Two new lawsuits accuse Goldman Sachs, now the most profitable securities firm in Wall Street history, of wasting shareholder money by paying out huge bonuses to its employees.
Both suits pose an intriguing question: considering the billions in government assistance offered to the financial sector, are the bank's hugely lucrative bonuses actually good for shareholders? Or, better yet, are they truly reflective of performance?
The lawsuits, both filed in Manhattan's New York State Supreme Court, were brought by Illinois' Central Laborers' Pension Fund and Illinois shareholder Ken Brown. Each suit alleges that the bank's much-criticized compensation plan is not structured in the best interest of shareholders. Recently, the Security Police and Fire Professionals of America Retirement Fund filed a similar suit against the company.
The individual defendants, including Goldman Sachs CEO Lloyd Blankfein, COO Gary Cohn and CFO David Viniar, "wholly abdicated their fiduciary duty to ensure a compensation package that did not harm shareholders," according to Brown's lawsuit. At least two recent studies, as we pointed out last month, have suggested that higher CEO pay may actually damage long-term shareholder value.

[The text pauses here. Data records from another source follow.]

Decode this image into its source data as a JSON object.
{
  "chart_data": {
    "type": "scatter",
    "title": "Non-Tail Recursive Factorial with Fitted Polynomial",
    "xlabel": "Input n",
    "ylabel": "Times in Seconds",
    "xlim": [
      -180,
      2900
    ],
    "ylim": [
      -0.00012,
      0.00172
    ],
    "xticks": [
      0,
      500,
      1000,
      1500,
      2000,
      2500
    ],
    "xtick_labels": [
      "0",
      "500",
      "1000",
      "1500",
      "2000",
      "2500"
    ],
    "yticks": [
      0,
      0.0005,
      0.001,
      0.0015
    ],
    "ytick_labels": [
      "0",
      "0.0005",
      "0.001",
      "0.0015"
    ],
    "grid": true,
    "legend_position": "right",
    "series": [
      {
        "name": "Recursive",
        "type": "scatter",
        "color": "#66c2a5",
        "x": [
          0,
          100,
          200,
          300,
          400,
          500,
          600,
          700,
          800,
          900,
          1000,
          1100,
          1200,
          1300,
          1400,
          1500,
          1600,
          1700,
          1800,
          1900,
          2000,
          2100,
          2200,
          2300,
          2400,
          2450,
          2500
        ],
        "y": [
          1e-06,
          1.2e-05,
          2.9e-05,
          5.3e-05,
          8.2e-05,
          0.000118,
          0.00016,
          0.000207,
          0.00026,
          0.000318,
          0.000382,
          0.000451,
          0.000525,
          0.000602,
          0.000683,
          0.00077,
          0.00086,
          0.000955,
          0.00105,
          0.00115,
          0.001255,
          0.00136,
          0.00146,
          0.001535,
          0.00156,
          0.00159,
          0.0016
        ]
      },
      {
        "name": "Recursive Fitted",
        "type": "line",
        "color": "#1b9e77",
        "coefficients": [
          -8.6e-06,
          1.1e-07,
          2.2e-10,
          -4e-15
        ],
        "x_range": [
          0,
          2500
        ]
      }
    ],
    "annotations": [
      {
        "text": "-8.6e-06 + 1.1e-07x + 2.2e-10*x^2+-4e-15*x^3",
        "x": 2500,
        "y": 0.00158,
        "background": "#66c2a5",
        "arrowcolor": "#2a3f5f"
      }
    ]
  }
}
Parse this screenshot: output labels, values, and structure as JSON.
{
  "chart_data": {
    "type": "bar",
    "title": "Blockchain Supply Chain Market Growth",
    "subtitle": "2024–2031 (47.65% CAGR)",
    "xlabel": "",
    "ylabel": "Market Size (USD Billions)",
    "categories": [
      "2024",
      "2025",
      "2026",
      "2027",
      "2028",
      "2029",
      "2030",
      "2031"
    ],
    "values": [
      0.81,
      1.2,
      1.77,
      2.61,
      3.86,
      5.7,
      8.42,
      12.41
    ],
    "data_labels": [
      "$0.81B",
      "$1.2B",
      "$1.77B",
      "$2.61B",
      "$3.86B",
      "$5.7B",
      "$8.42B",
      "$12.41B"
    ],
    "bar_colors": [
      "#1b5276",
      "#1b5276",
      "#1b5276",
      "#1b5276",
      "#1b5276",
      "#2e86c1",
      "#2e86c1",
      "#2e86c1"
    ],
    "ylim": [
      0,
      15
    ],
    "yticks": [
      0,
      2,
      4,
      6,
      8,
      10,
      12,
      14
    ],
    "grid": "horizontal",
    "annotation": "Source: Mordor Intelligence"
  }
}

At issue in both lawsuits is whether or not Goldman Sachs's bonuses -- including those from 2008 and the bonuses it plans to pay out in 2009 -- are artificially inflated by the government's assistance. The bank, which says it has set aside a record $16.7 billion for employee compensation thus far this year, is expected to announce its 2009 bonuses on January 18.
Citing New York Attorney General Andrew Cuomo's July report, Brown's lawsuit states that "Goldman earned $2.3 billion, paid out $4.8 billion in bonuses and received $10 billion in TARP funding." The lawsuit argues that the bank's 2008 bonuses were subsidized with taxpayer money.
Here's more from Brown's lawsuit (hat tip to Courthouse News):
"However, Goldman Sachs's compensation is not based on the net income the company would have earned but for the sale of overvalued CDOs, the TARP bail out and other programs put in place by the U.S. government. In fact, Goldman Sachs has recently admitted to the office of The Special Inspector of the Troubled Asset Relief Program that the company would have sustained billions of losses had AIG not been bailed out."
The changes Goldman Sachs has since made to its compensation plan, Brown's lawsuit argues, are minor.